Eibinger-Miedl: „Budgetvollzug auf Kurs“
Finanzstaatssekretärin Barbara Eibinger-Miedl zieht eine positive Zwischenbilanz: „Die Haushaltsdaten für das erste Halbjahr zeigen: Österreich liegt beim Budgetvollzug 2026 auf Kurs. Wie im vergangenen Jahr auch halten wir den geplanten Budgetpfad konsequent ein und setzen weiterhin auf einen strengen Vollzug.“ Zugleich zeigten „die verbesserten Budgetdaten der Bundesländer, dass diese ebenfalls den notwendigen Konsolidierungskurs eingeschlagen haben“. Die gemeinsame Verantwortung aller Ebenen sei „die Grundlage für einen nachhaltigen und verlässlichen Budgetkurs“. Die erhöhte Datentransparenz leiste dazu „einen weiteren wertvollen Beitrag“, so die Staatssekretärin in einer gemeinsamen Aussendung mit dem Finanzminister.
Auszahlungen unter der Jahresplanung
Bei den Auszahlungen zeigt sich ein Plus von 2,8 Prozent gegenüber dem ersten Halbjahr 2025 – und damit ein Wert unter der für das Gesamtjahr geplanten Steigerung von 3,6 Prozent. Rückläufig waren die Auszahlungen vor allem bei den Fördermitteln (minus 20,8 Prozent). Mehrauszahlungen gab es hingegen bei den Arbeitslosenversicherungsleistungen (plus 10,2 Prozent). Die Auszahlungen des Bundes für Pensionen stiegen um 6,8 Prozent, insbesondere aufgrund der erstmals erfolgten Überweisung an den Gesundheitsreformfonds zur Stärkung des niedergelassenen Bereichs.
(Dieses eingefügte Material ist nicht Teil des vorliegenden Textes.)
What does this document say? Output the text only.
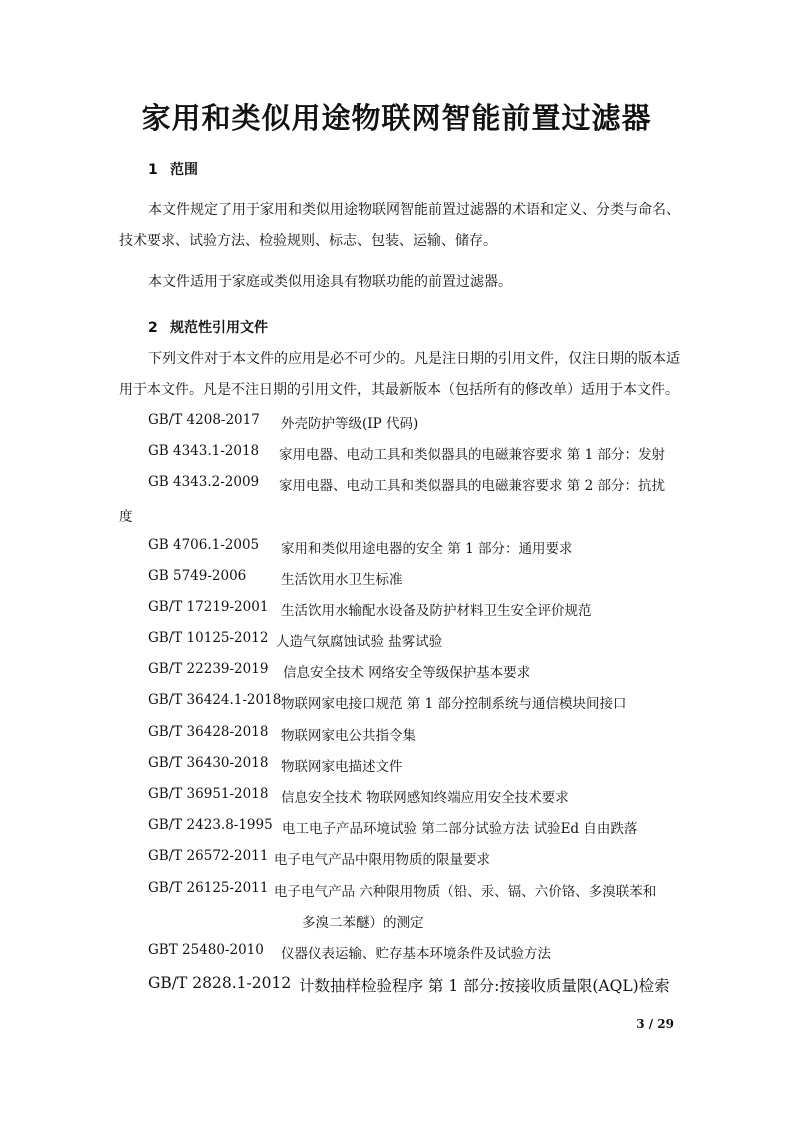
家用和类似用途物联网智能前置过滤器
1 范围
本文件规定了用于家用和类似用途物联网智能前置过滤器的术语和定义、分类与命名、
技术要求、试验方法、检验规则、标志、包装、运输、储存。
本文件适用于家庭或类似用途具有物联功能的前置过滤器。
2 规范性引用文件
下列文件对于本文件的应用是必不可少的。凡是注日期的引用文件，仅注日期的版本适
用于本文件。凡是不注日期的引用文件，其最新版本（包括所有的修改单）适用于本文件。
GB/T 4208-2017 外壳防护等级(IP 代码)
GB 4343.1-2018 家用电器、电动工具和类似器具的电磁兼容要求 第 1 部分：发射
GB 4343.2-2009 家用电器、电动工具和类似器具的电磁兼容要求 第 2 部分：抗扰
度
GB 4706.1-2005 家用和类似用途电器的安全 第 1 部分：通用要求
GB 5749-2006	生活饮用水卫生标准
GB/T 17219-2001 生活饮用水输配水设备及防护材料卫生安全评价规范
GB/T 10125-2012 人造气氛腐蚀试验 盐雾试验
GB/T 22239-2019 信息安全技术 网络安全等级保护基本要求
GB/T 36424.1-2018 物联网家电接口规范 第 1 部分控制系统与通信模块间接口
GB/T 36428-2018 物联网家电公共指令集
GB/T 36430-2018 物联网家电描述文件
GB/T 36951-2018 信息安全技术 物联网感知终端应用安全技术要求
GB/T 2423.8-1995 电工电子产品环境试验 第二部分试验方法 试验Ed 自由跌落
GB/T 26572-2011 电子电气产品中限用物质的限量要求
GB/T 26125-2011 电子电气产品 六种限用物质（铅、汞、镉、六价铬、多溴联苯和
多溴二苯醚）的测定
GBT 25480-2010 仪器仪表运输、贮存基本环境条件及试验方法
GB/T 2828.1-2012 计数抽样检验程序 第 1 部分:按接收质量限(AQL)检索
3 / 29
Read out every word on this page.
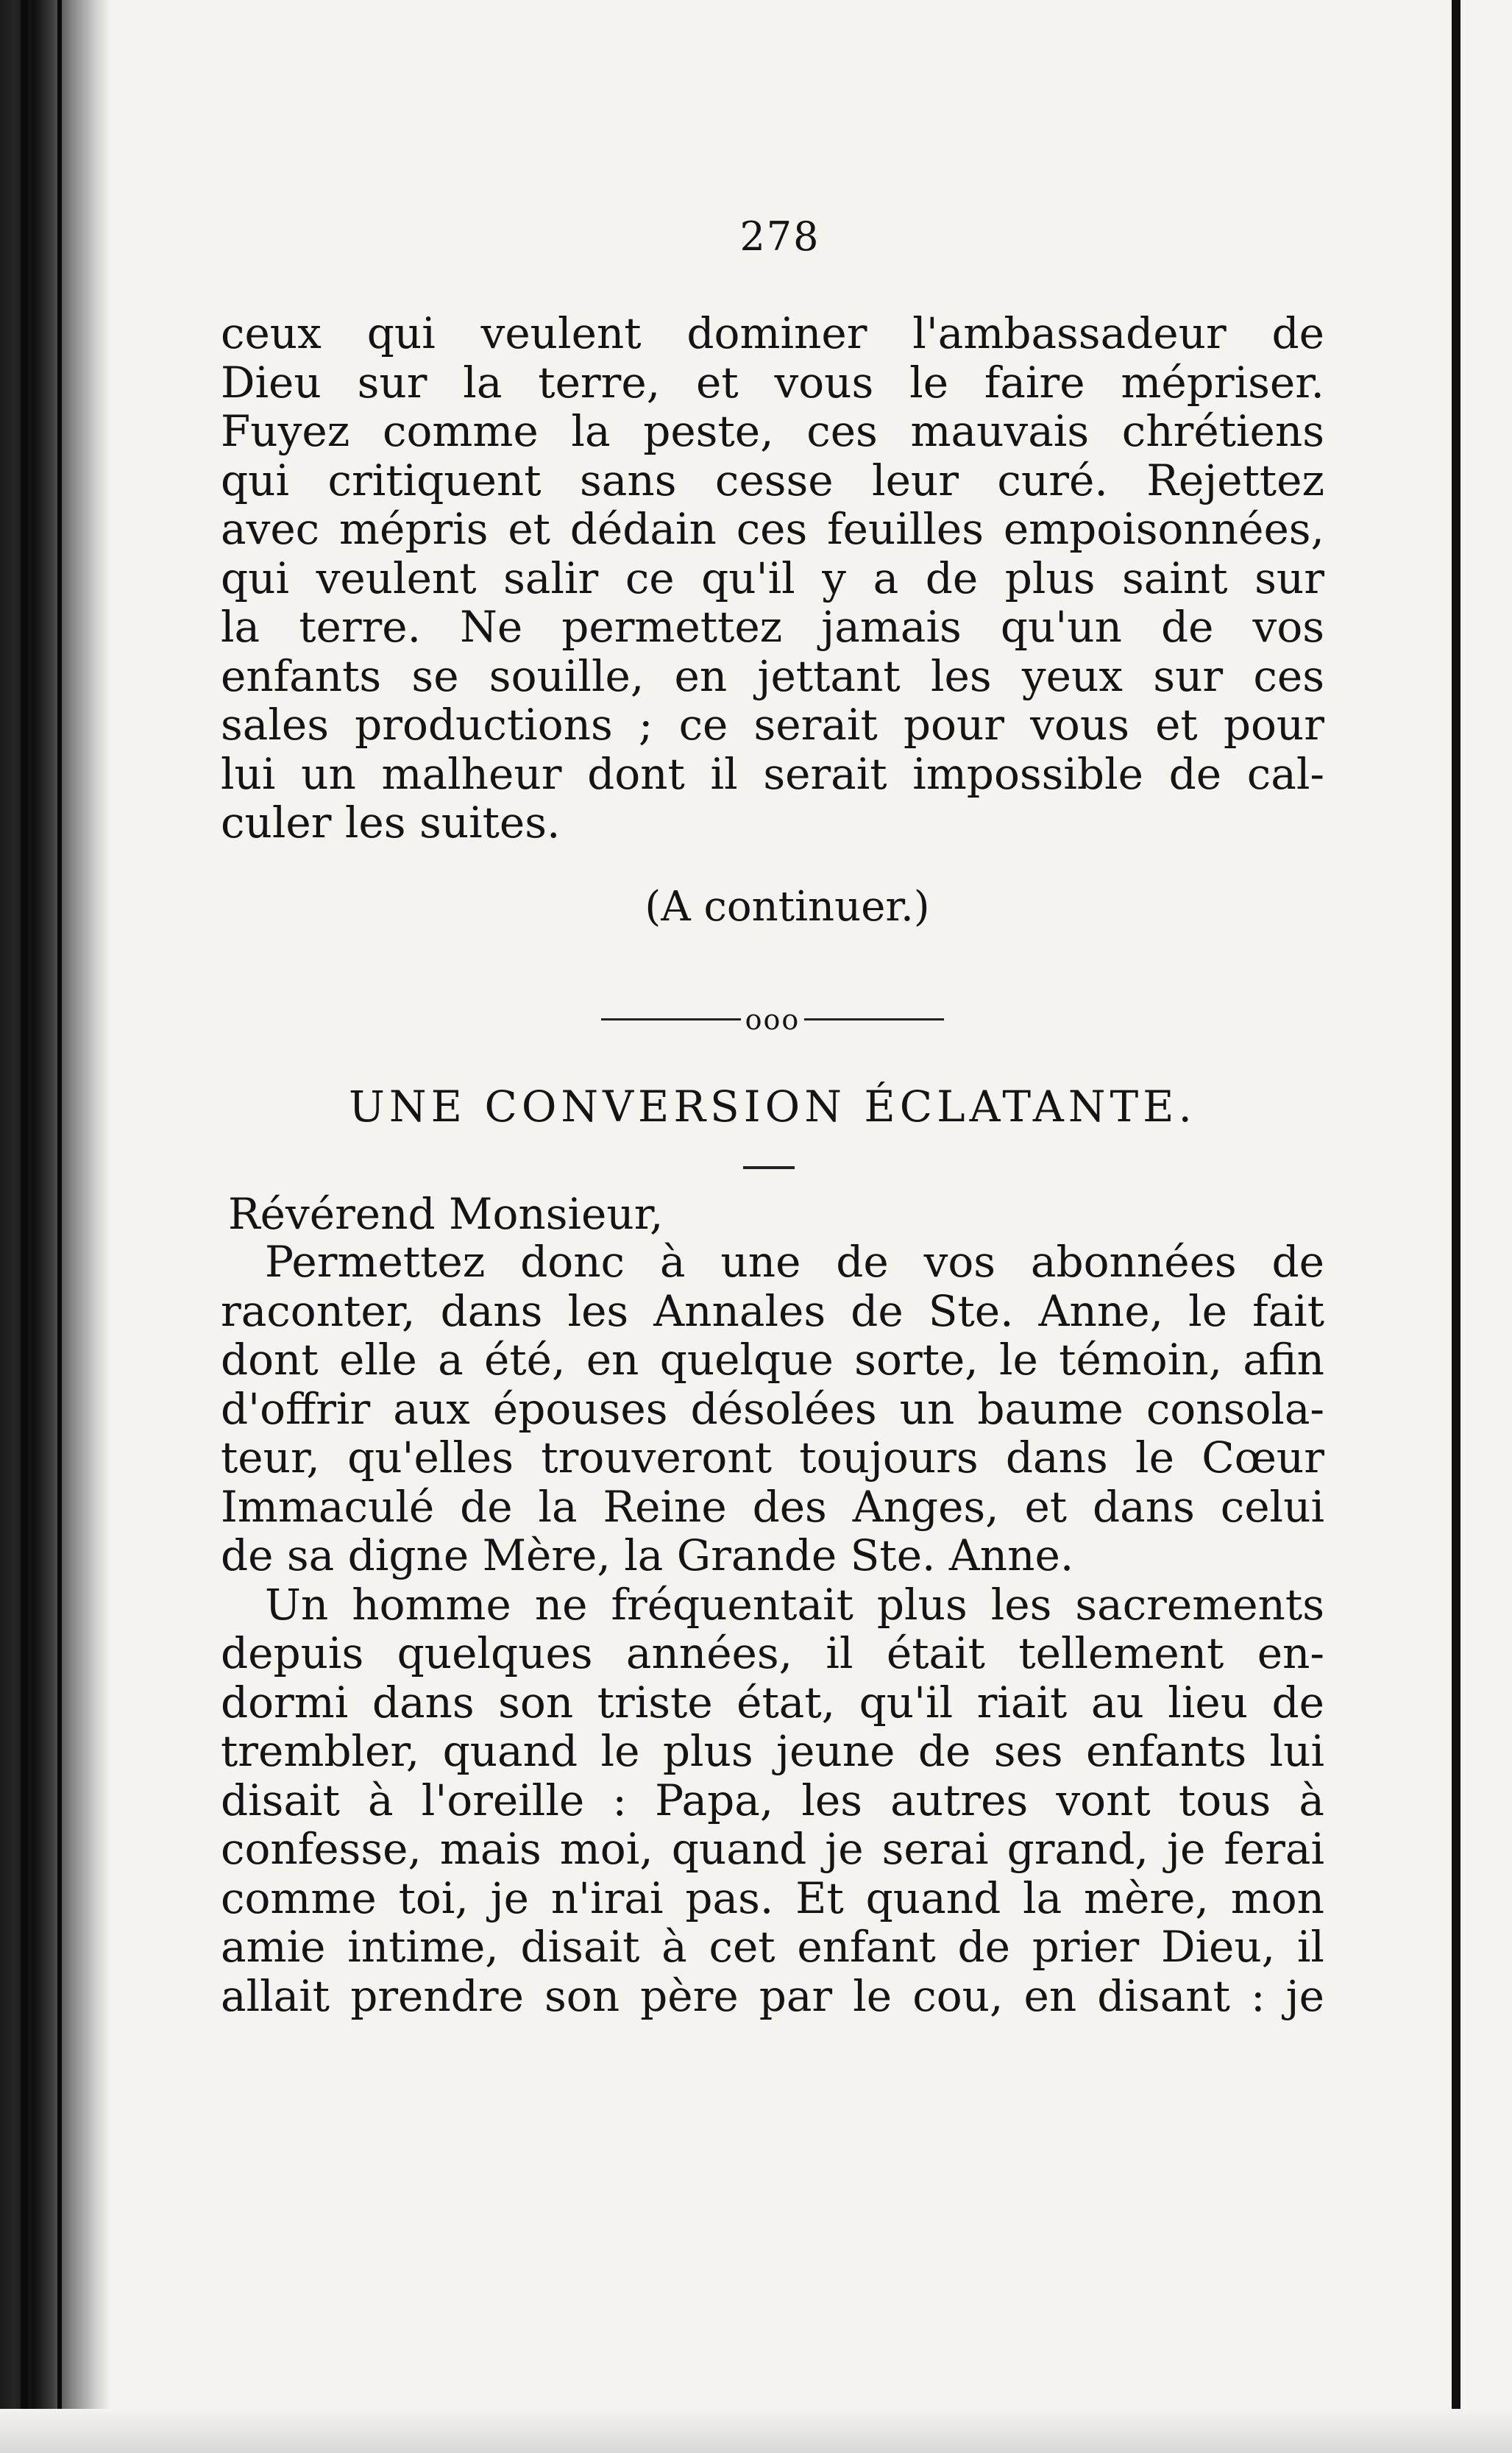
278
ceux qui veulent dominer l'ambassadeur de
Dieu sur la terre, et vous le faire mépriser.
Fuyez comme la peste, ces mauvais chrétiens
qui critiquent sans cesse leur curé. Rejettez
avec mépris et dédain ces feuilles empoisonnées,
qui veulent salir ce qu'il y a de plus saint sur
la terre. Ne permettez jamais qu'un de vos
enfants se souille, en jettant les yeux sur ces
sales productions ; ce serait pour vous et pour
lui un malheur dont il serait impossible de cal-
culer les suites.
(A continuer.)
ooo
UNE CONVERSION ÉCLATANTE.
Révérend Monsieur,
Permettez donc à une de vos abonnées de
raconter, dans les Annales de Ste. Anne, le fait
dont elle a été, en quelque sorte, le témoin, afin
d'offrir aux épouses désolées un baume consola-
teur, qu'elles trouveront toujours dans le Cœur
Immaculé de la Reine des Anges, et dans celui
de sa digne Mère, la Grande Ste. Anne.
Un homme ne fréquentait plus les sacrements
depuis quelques années, il était tellement en-
dormi dans son triste état, qu'il riait au lieu de
trembler, quand le plus jeune de ses enfants lui
disait à l'oreille : Papa, les autres vont tous à
confesse, mais moi, quand je serai grand, je ferai
comme toi, je n'irai pas. Et quand la mère, mon
amie intime, disait à cet enfant de prier Dieu, il
allait prendre son père par le cou, en disant : je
Die Bruttoabgaben wuchsen mit plus 3,9 Prozent robust. Die beim Bund verbleibenden Nettoabgaben nahmen um 1,7 Prozent zu, während die Ertragsanteile der Länder um 7,0 Prozent und jene der Gemeinden um 8,7 Prozent stiegen.
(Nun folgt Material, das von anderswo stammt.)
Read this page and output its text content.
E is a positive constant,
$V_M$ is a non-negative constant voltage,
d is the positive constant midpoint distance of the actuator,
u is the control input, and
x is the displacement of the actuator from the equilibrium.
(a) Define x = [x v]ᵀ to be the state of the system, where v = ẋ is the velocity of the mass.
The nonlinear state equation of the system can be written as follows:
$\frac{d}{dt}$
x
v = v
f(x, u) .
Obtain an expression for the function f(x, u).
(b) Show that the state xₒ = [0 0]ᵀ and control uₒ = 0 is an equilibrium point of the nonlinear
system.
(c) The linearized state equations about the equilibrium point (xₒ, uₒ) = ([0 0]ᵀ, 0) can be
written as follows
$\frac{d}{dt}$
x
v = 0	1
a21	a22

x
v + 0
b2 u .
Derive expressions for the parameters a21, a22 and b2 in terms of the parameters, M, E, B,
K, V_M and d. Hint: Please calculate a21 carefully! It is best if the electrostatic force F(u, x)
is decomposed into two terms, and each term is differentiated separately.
Länder verbessern Saldo um zwei Milliarden Euro
Positiv fällt auch die Entwicklung der Bundesländer aus, die neben den höheren Ertragsanteilen von eigenen Konsolidierungsanstrengungen geprägt ist. Auf Basis der Vereinbarungen zum neuen Österreichischen Stabilitätspakt liegen erstmals auch aktuelle Zahlen zum Vollzug der Länder vor: Demnach war der Saldo der neun Bundesländer in Summe um zwei Milliarden Euro besser als im ersten Halbjahr 2025.
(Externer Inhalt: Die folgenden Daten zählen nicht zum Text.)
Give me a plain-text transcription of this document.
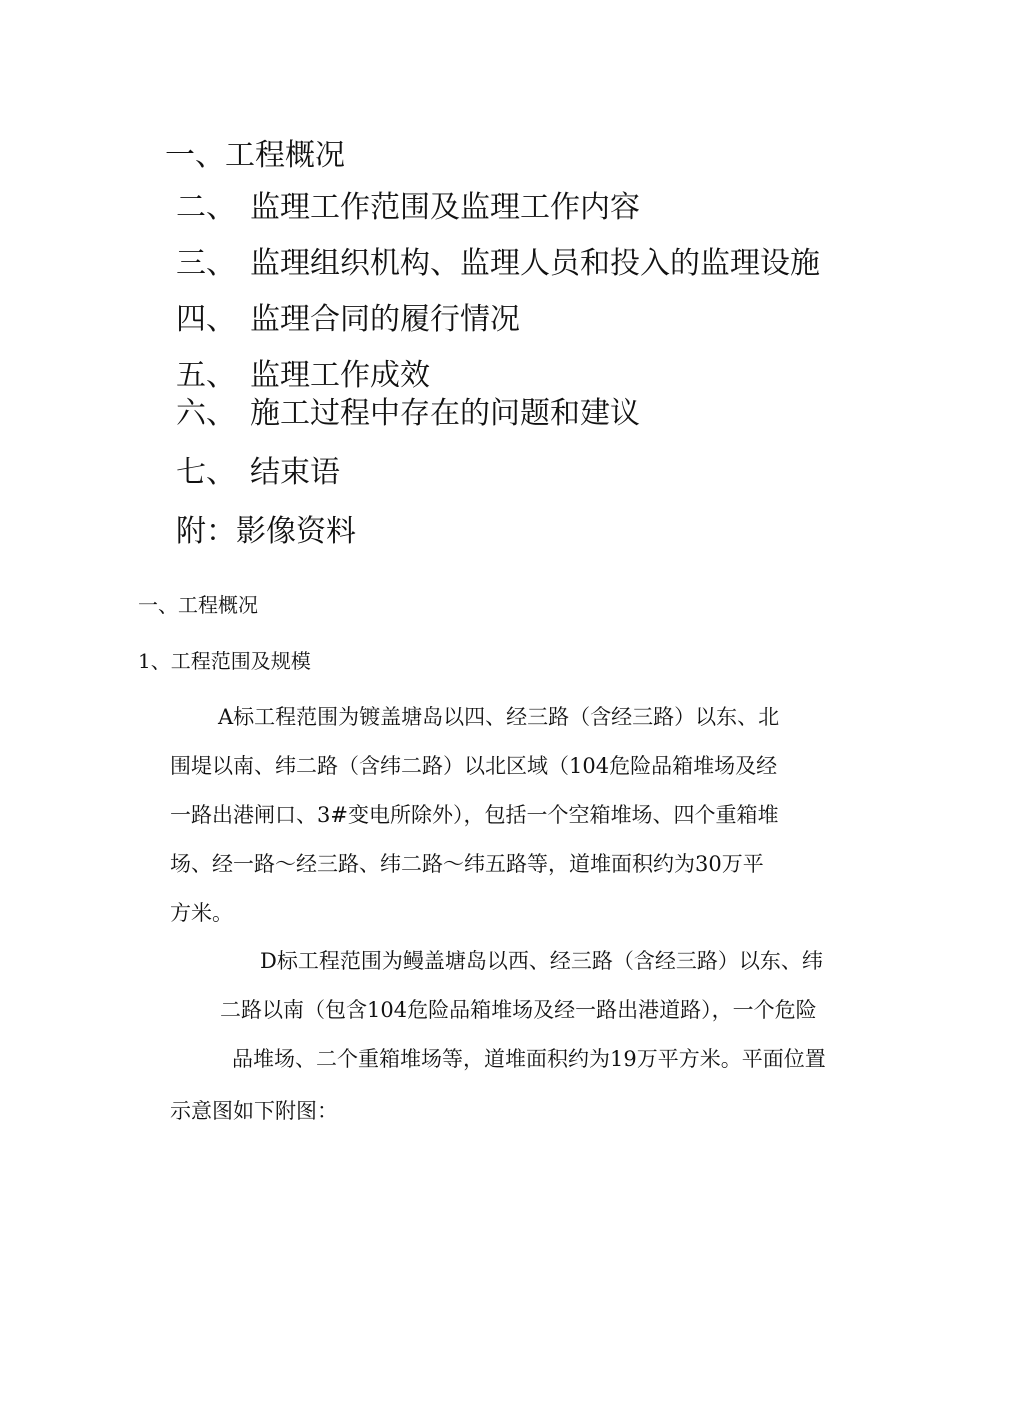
一、工程概况
二、 监理工作范围及监理工作内容
三、 监理组织机构、监理人员和投入的监理设施
四、 监理合同的履行情况
五、 监理工作成效
六、 施工过程中存在的问题和建议
七、 结束语
附：影像资料
一、工程概况
1、工程范围及规模
A标工程范围为镀盖塘岛以四、经三路（含经三路）以东、北
围堤以南、纬二路（含纬二路）以北区域（104危险品箱堆场及经
一路出港闸口、3#变电所除外），包括一个空箱堆场、四个重箱堆
场、经一路～经三路、纬二路～纬五路等，道堆面积约为30万平
方米。
D标工程范围为鳗盖塘岛以西、经三路（含经三路）以东、纬
二路以南（包含104危险品箱堆场及经一路出港道路），一个危险
品堆场、二个重箱堆场等，道堆面积约为19万平方米。平面位置
示意图如下附图：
Finanzminister Markus Marterbauer verwies auf die verbesserte Datenlage: Im Stabilitätspakt sei vereinbart worden, dass die Länder ihre Daten regelmäßiger melden müssten. Das sei „ein Game-Changer, weil wir dadurch einen viel besseren Überblick über die Finanzen der Länder haben“. Beim Nettofinanzsaldo stehe man etwas besser da als im Vorjahr. Herausfordernd bleiben aber die Ausgaben für Zinsen und Pensionen.